Rss Feed
  1. Kita tidak membutuhkan waktu cukup lama untuk saling mencintai. Aku sudah mencintaimu saat pertama kali kita berbincang, saat aku bahkan belum tahu namamu.

    Iya, saat pada suatu malam kau menghampiri aku yang sedang berbincang dengan seorang bocah keriting[1] di atas atap. Kau yang tiba-tiba datang malah mendominasi pembicaraan. Kita mungkin tak akan berhenti berbicara jika aku tidak mengingatkan bahwa malam sudah larut dan kita semua harus tidur.

    Entah apa yang membuatku merasakan ada sesuatu yang tidak biasa. Tapi aku cepat-cepat menolak rasa itu dan mengingatkan diriku sendiri bahwa aku sedang menjalin hubungan dengan seorang lelaki dan saat itu aku meyakini kami saling mencintai. Meski pada saat yang bersamaan aku merasakan ada sesuatu yang hambar antara aku dan dia, semacam kehilangan rasa atau entah apa namanya, dan itu sudah terjadi sebelum kita bertemu.

    Keesokan harinya aku tidak begitu ambil pusing denganmu. Aku bahkan tidak memperhatikanmu.

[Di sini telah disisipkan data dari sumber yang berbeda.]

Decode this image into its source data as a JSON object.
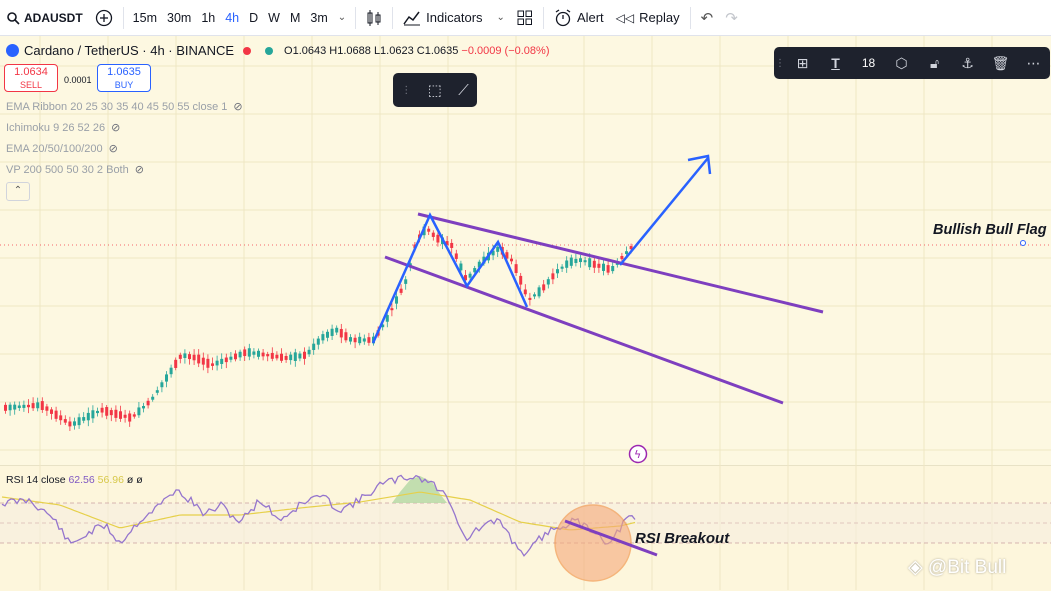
{
  "toolbar": {
    "symbol": "ADAUSDT",
    "intervals": [
      {
        "label": "15m",
        "active": false
      },
      {
        "label": "30m",
        "active": false
      },
      {
        "label": "1h",
        "active": false
      },
      {
        "label": "4h",
        "active": true
      },
      {
        "label": "D",
        "active": false
      },
      {
        "label": "W",
        "active": false
      },
      {
        "label": "M",
        "active": false
      },
      {
        "label": "3m",
        "active": false
      }
    ],
    "indicators_label": "Indicators",
    "alert_label": "Alert",
    "replay_label": "Replay",
    "icons": [
      "add-symbol-icon",
      "chevron-down-icon",
      "candles-icon",
      "indicators-icon",
      "layouts-icon",
      "alert-icon",
      "replay-icon",
      "undo-icon",
      "redo-icon"
    ]
  },
  "legend": {
    "title": "Cardano / TetherUS · 4h · BINANCE",
    "open": "O1.0643",
    "high": "H1.0688",
    "low": "L1.0623",
    "close": "C1.0635",
    "change": "−0.0009 (−0.08%)"
  },
  "trade": {
    "sell_price": "1.0634",
    "sell_label": "SELL",
    "spread": "0.0001",
    "buy_price": "1.0635",
    "buy_label": "BUY"
  },
  "indicators": [
    {
      "label": "EMA Ribbon 20 25 30 35 40 45 50 55 close 1"
    },
    {
      "label": "Ichimoku 9 26 52 26"
    },
    {
      "label": "EMA 20/50/100/200"
    },
    {
      "label": "VP 200 500 50 30 2 Both"
    }
  ],
  "drawing_toolbar": {
    "font_size": "18",
    "icons": [
      "drag-handle-icon",
      "template-icon",
      "text-color-icon",
      "settings-icon",
      "lock-icon",
      "anchor-icon",
      "trash-icon",
      "more-icon"
    ]
  },
  "annotations": {
    "bull_flag": "Bullish Bull Flag",
    "rsi_breakout": "RSI Breakout"
  },
  "rsi": {
    "label": "RSI 14 close",
    "value": "62.56",
    "ma_value": "56.96",
    "extra": "ø ø"
  },
  "watermark": "@Bit Bull",
  "colors": {
    "bull": "#26a69a",
    "bear": "#f23645",
    "flag_lines": "#7e3fbf",
    "arrow": "#2962ff",
    "rsi_line": "#9575cd",
    "rsi_ma": "#e6d04a"
  }
}
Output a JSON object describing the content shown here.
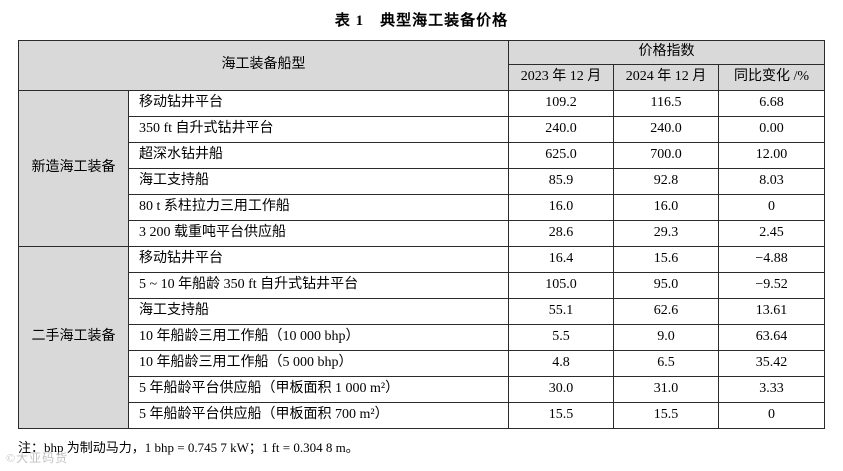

Saat itu aku sedang berusaha meyakinkan diri bahwa hubunganku dengan kekasihku baik-baik saja. Meyakinkan diri bahwa aku masih mencintainya.

    Kau tentu tahu apa yang kemudian terjadi pada kita, bagaimana pada akhirnya kita menjadi semakin dekat, bagaimana kita terlalu sering memperhatikan satu sama lain, aku pikir tak perlu aku ceritakan lagi.

    Kau tentu masih ingat ketika secara tersirat aku mengatakan padamu bahwa aku sedang menjalin hubungan dengan orang lain di malam ketika kita menikmati wedang jahe buatan seorang teman. Aku melihat air mukamu berubah. Saat itulah aku menyadari kau memang benar mencintaiku.

    Sampai pada akhirnya, beberapa hari setelah itu aku mengajakmu bicara dan dengan jujur aku utarakan perasaanku. Aku mengakui bahwa aku mencintaimu, tapi aku juga mengatakan bahwa gagasan tentang ‘kita’ harus dikubur dalam-dalam sebab aku tak mau menyakiti kekasihku. Meski aku sendiri tak yakin dengan hubunganku yang menurutku semakin sulit.

    Singkatnya, aku kemudian mengakhiri hubunganku dengan kekasihku. Dan ternyata kau yang juga sedang menjalin hubungan—meski kenyataan ini aku ketahui di kemudian hari—menyudahi hubunganmu.

    Di mata kekasihmu, kau mungkin terlihat jahat, aku pun begitu. Aku bahkan cukup lama berlarut-larut dalam rasa bersalah. Dan kau berulang kali meyakinkan kalau itu tidak perlu. Saat aku berkali-kali merasa jahat, kau juga terus meyakinkan kalau jahat dan baik itu tergantung dari mana dan siapa yang melihatnya. Kau benar, kita tidak mungkin terlihat baik di mata semua orang.

    Kita juga pernah melewati masa-masa sulit. Aku, lebih tepatnya. Hanya saja kesulitan itu berimbas juga padamu. Kau tentu tidak lupa masa-masa ketika untuk waktu yang cukup lama kita menahan keinginan nonton di bioskop. Bahkan kita harus berpikir ulang untuk makan di pecel lele pinggir jalan. Atau ketika kau mengutarakan kalau kau ingin sekali makan bebek goreng tapi kita hanya bisa makan di warteg. Dan ketika untuk beberapa hari kau terpaksa menahan keinginan merokok. Tapi kita tetap tertawa. Kita bahagia.

    Masa sulit itu sudah kita lewati, meskipun bisa jadi masa seperti itu akan datang lagi. Tapi aku yakin kita tidak akan kehilangan kebahagiaan. Kita selalu punya cara untuk tertawa, ada banyak hal yang bisa kita tertawakan, menertawakan diri sendiri misalnya. Atau menertawakan Timeh[2].

    Di depanmu, aku selalu bisa jadi diriku sendiri. Aku tak perlu takut terlihat bodoh atau terlihat jelak. Tak pernah khawatir terlihat cengeng atau kekanak-kanakan. Dan itu juga membahagiakan.

    Akan seperti apa kita nanti, kita tak akan pernah tau. Yang jelas, selama kamu dan aku masih menjadi kita, semoga kita tetap bisa saling membahagiakan.

    Selamat ulang tahun, kamu, kekasihku. Berbahagialah!




    [1] Bukan bocah dalam arti sebenarnya. Usia kami hanya terpaut empat tahun, hanya saja aku sudah menganggapnya adik.